How and Why to Increase Neighborhood Access with Pay for Success
- Title:
- How and Why to Increase Neighborhood Access with Pay for Success
- Author:
-
Dan Rinzler, Philip Tegeler, Mary Cunningham, Craig Pollack
- Source:
- Publication Date:
-
2015
Families with housing assistance face numerous barriers to living in low-poverty neighborhoods. Housing mobility programs reduce these barriers through services, information, and counseling – including engaging landlords and housing authorities. Yet effective mobility programs can be challenging to fund. Using real data from a Baltimore mobility program and a hypothetical Pay for Success scenario, the working paper “Leveraging the Power of Place: Using Pay for Success to Support Housing Mobility” shows how to fund mobility programs by using upfront private investors and a public end payer to capture long-term health savings. Pay for Success offers promise for mobility programs in part because it may enable agencies with missions outside of housing to pay back investors when programs successfully deliver on promised outcomes, rather than assuming the risk of paying upfront.
Assumptions:
- Total ten-year program costs per family that moves: $5,572 (Rationale: $3,235 cost per family for initial move, per Baltimore data, plus followup costs and counseling for subsequent moves)
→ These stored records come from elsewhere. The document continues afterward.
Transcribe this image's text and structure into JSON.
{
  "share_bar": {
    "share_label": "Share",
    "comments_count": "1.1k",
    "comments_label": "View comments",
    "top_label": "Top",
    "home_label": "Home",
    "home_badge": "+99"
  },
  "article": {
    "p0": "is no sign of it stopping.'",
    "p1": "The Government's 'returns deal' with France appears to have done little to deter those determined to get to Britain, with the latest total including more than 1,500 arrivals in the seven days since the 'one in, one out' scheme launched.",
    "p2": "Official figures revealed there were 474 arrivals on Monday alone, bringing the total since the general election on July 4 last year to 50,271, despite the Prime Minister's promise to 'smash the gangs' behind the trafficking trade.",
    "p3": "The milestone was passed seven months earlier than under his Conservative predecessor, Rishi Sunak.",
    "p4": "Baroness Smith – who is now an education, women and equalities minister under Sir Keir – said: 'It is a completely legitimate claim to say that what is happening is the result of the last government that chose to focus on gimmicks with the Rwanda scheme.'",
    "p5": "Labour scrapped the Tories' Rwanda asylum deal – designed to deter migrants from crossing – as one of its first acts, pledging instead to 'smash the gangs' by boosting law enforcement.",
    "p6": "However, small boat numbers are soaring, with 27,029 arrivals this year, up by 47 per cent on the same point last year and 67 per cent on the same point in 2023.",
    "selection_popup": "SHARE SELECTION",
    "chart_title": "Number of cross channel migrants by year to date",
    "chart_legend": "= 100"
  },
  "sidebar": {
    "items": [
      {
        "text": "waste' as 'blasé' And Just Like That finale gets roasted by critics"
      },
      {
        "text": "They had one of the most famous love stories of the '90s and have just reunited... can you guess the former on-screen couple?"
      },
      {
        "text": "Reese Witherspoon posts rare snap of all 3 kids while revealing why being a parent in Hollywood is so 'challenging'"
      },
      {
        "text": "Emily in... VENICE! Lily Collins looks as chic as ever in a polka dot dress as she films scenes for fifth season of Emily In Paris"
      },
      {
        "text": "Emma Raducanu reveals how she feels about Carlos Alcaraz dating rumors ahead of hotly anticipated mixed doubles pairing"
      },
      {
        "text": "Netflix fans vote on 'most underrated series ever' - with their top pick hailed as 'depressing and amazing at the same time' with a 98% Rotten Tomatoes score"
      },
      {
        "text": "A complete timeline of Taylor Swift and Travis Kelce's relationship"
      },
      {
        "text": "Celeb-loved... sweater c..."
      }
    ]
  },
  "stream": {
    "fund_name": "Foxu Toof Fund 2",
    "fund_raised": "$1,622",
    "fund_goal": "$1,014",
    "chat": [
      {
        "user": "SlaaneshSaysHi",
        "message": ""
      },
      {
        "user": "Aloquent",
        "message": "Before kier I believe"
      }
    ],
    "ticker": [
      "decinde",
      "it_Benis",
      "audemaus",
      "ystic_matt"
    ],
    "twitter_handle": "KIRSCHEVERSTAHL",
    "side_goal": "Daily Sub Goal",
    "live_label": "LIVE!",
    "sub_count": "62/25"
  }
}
- Direct annual per-person medical cost of diabetes: $6,000 (Rationale: Conservative reduction from the American Diabetes Association estimates to account for undiagnosed cases or younger patients)
- Diabetes and obesity rates drop by year ten in response to moving to a lower-poverty neighborhood. (Rationale: MTO dose-response model)
- Four scenarios test the impact of gradual health benefits that begin at different points in time (immediately, at year 1, year 3, and year 5).
- Although additional benefits may be expected from moving to a low-poverty neighborhood, the model only monetizes the direct health savings from reductions in adult diabetes and obesity.
Projected results:
- If health benefits begin immediately, the program breaks even in year 8 and has an internal rate of return of 10.5%.
- If health benefits begin at year 1, the program breaks even in year 9 and has an internal rate of return of 7.7%.
- The year 3 and year 5 scenarios break even in year 10. The internal rate of return for the year 3 scenario is 4.0%. For the year 5 scenario, it is 0.5%.
To assist early adopters, the paper concludes with a model Pay for Success program structure and ideas for end payers from the public, private, and philanthropic sectors.